Use these SSML benefits for your voice messages

2 months ago

We have exciting news to share! Our voice messaging gateway has received an upgrade: You can now use SSML (Speech Synthesis Markup Language) for your messages. What does this mean for you? First and foremost, you can add even more precision and customisation options to your voice messages. With SSML, you can add emphasis, insert pauses and vary the speed of speech to make your messages more natural and appealing.

This improvement allows you to create a more personalised user experience and increase the quality of your voice output. Our gateway thus offers you a comprehensive solution for sending high-quality voice messages. Read on to find out more about what SSML can do for you!

Table of Contents

How do I use SSML?

Use SSML by using the available markup elements when you send a request to our Voice API to achieve the desired voice output.

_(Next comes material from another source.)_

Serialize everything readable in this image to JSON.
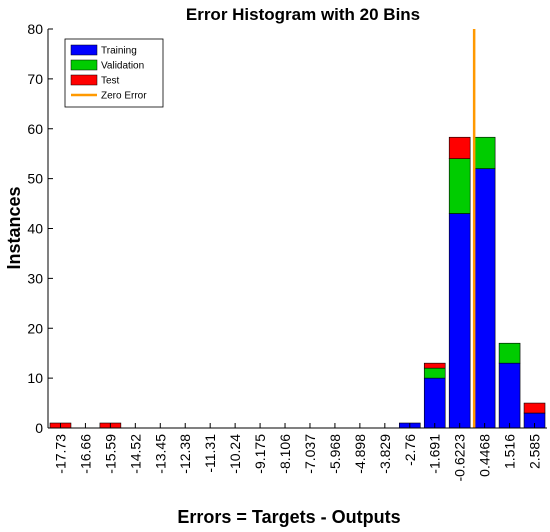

Please note: The “xml” parameter is not set for SSML.

General example

Create a JSON file with the phone numbers and text called voice.json.

{
"from": "+4917199999999",
"to": "+491718888888",
"text": "Welcome to Seven communications! You have successfully created a voice message."
}

Expand the text with the SSML tags, here the selection of a female German voice:

{
"from": "+4917199999999",
"to": "+491718888888",
"text": "Welcome to Seven communications! You have successfully created a voice message."
}

Send the text via cURL to our API:

curl -X POST "**<https://gateway.seven.io/api/voice**>" -H 'Content-Type: application/json' -H 'X-Api-Key: abcdefg123' -d @voice.json

Customise language and voice

One of the main advantages of SSML is the ability to select different languages and different voices. This makes it easier to customise messages for different recipients so that they understand and accept them well.

The Seven Voices are made up of the locale (BCP-47) and three variants, in this case female, male and child. Examples of these tags can be found in the following application examples.

In principle, you can also decide to use specific Microsoft voices. However, we strongly recommend that you use our tags, because:

The tags according to the “en-us-male” scheme offer the possibility to continue sending without interruption when changing the synthesisation engine without rewriting your application. If we switch to other synthesis engines or have to switch to other providers in the event of a fault, we can automatically integrate the corresponding voice names and your applications will continue to work. If you use the Microsoft voice names directly, this is not dynamic. You remain tied to the Microsoft engine and may have to adapt your applications.

In short: Use our tags to select a nationality and the variant of the voice – our gateway will select the most up-to-date voice for you.

Please note: The child voices are only available in de-DE, en-GB, en-US, fr-FR and zh-CN.

All currently available languages can be found in the Microsoft Azure list.

Example: English, female

<voice name="en-us-female">

Example: German, female

<voice name="de-de-female">

Different voices in one message

Would you like to use different voices in one message? This is also possible with SSML. If you decide to use specific Microsoft voices in this case, please bear in mind that we cannot change them dynamically (see section “Customise language and voice”).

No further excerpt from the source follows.